Use of chemotherapy for soft tissue tumors is best considered investigational. Multiple studies (most retrospective) have found conflicting results, and a high-quality meta-analysis revealed modest survival benefits in patients with high-grade tumors. Relatively few studies of chemotherapy in soft tissue sarcoma are “clean”; most mix patients with different histologies and use varying treatment regimens. Just as the results of chemotherapy for bone sarcoma would be difficult to interpret if osteosarcoma, chondrosarcoma, and Ewing sarcoma were grouped together, interpretation of chemotherapy results for soft tissue sarcoma is nuanced and complex. Chemotherapy for these conditions is best given under the advice and management of an experienced sarcoma oncologist in a clinical trial until further data are available.

Patients in whom soft tissue tumors are excised with a subperiosteal margin and who receive radiation have a high risk of subsequent femur fracture and may benefit from prophylactic fixation.

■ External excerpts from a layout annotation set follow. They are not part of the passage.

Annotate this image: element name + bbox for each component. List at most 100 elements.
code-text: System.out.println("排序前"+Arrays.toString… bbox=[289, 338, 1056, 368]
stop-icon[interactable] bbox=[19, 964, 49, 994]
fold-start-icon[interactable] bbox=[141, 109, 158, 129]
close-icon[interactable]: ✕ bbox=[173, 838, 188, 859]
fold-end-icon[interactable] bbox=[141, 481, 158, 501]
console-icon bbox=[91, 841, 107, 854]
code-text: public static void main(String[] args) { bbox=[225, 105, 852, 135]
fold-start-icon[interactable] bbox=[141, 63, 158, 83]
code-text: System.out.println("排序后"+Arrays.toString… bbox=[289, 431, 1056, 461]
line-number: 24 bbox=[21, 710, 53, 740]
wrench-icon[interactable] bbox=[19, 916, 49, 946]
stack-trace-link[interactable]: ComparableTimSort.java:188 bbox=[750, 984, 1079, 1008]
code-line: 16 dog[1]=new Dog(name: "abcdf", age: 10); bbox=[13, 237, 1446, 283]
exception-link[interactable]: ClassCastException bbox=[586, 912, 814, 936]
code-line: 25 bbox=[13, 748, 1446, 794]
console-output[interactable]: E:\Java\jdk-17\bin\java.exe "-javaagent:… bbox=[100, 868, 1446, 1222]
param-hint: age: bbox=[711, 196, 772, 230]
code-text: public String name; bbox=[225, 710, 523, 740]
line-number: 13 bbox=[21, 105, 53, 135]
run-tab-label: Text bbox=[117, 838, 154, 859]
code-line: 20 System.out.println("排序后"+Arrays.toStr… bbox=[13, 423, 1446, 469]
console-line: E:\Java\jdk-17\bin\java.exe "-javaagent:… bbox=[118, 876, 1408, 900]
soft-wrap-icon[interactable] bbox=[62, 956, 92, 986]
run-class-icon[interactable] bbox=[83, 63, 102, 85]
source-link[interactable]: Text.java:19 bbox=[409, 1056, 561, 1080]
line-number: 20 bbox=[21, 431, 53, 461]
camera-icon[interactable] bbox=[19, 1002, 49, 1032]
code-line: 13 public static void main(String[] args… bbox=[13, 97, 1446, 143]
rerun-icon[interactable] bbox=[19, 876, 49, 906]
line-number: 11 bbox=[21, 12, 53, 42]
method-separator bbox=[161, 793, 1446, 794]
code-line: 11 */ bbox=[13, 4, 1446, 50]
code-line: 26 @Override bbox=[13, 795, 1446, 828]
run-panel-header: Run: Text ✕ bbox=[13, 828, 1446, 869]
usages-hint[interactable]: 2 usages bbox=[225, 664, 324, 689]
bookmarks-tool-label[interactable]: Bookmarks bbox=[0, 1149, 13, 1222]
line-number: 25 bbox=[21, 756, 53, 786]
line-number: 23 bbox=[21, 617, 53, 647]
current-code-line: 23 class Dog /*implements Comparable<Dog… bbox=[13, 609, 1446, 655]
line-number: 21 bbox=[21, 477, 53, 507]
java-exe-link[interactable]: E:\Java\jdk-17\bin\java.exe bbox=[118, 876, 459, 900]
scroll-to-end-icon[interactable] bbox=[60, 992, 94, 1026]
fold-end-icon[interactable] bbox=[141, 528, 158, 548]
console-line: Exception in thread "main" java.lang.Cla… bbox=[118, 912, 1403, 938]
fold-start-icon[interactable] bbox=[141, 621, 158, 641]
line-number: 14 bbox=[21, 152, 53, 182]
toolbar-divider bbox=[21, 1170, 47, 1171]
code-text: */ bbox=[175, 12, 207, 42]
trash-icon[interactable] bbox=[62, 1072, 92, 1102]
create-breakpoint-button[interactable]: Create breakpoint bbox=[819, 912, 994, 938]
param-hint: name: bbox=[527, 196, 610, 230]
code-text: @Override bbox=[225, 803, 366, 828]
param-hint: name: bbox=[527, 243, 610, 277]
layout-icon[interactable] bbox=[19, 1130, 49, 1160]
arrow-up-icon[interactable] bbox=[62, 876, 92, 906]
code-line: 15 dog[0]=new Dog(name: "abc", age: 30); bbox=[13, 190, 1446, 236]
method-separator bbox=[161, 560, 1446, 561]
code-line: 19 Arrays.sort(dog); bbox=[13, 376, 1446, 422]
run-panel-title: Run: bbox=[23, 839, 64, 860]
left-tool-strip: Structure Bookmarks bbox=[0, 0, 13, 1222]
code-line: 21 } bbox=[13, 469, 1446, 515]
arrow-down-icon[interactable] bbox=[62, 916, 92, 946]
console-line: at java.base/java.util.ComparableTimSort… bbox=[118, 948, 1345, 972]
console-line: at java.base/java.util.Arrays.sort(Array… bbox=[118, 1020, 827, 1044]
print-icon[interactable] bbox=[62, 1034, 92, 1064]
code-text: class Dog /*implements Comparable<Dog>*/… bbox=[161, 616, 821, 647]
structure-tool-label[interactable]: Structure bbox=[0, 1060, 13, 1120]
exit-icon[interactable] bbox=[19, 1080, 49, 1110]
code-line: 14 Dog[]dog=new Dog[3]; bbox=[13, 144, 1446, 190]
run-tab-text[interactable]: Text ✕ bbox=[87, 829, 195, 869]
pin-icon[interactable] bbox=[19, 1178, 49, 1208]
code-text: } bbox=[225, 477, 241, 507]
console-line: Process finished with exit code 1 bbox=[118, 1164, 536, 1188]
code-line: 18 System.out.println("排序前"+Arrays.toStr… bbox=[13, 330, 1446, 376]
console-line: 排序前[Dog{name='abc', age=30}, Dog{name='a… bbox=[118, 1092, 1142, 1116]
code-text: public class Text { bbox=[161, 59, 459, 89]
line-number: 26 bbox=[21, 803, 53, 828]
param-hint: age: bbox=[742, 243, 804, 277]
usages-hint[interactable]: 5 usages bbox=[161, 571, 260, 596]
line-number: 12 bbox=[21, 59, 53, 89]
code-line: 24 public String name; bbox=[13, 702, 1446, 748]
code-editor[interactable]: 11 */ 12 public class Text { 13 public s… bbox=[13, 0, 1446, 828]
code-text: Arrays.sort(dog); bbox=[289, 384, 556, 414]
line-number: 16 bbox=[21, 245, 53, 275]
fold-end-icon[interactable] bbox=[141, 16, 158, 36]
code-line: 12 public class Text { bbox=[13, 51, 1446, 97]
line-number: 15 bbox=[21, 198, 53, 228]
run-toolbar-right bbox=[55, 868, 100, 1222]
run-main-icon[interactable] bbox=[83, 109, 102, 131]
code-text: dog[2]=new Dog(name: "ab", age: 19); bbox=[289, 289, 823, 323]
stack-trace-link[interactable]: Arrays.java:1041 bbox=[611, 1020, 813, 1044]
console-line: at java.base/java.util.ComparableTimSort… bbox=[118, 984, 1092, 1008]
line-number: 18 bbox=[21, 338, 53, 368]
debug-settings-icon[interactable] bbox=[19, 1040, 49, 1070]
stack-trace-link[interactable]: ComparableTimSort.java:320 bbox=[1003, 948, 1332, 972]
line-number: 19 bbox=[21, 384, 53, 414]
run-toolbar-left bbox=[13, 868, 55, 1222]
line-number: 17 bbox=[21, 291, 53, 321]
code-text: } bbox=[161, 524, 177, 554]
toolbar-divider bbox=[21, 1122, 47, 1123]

This usually is not done at the time of tumor resection to avoid increasing the magnitude of an already complex procedure and because of the high rate of wound healing complications and potential infection. Patients can be allowed to recover from the initial surgery with final margin status assessed and wound or flap healing accomplished before prophylactic nailing is done.

Amputation remains relevant to current sarcoma management. Amputation should be strongly considered if a proper oncologic margin cannot be obtained or if the function following resection would be inferior to that of an amputation. Amputation is also considered after pathologic fracture or poorly planned biopsy.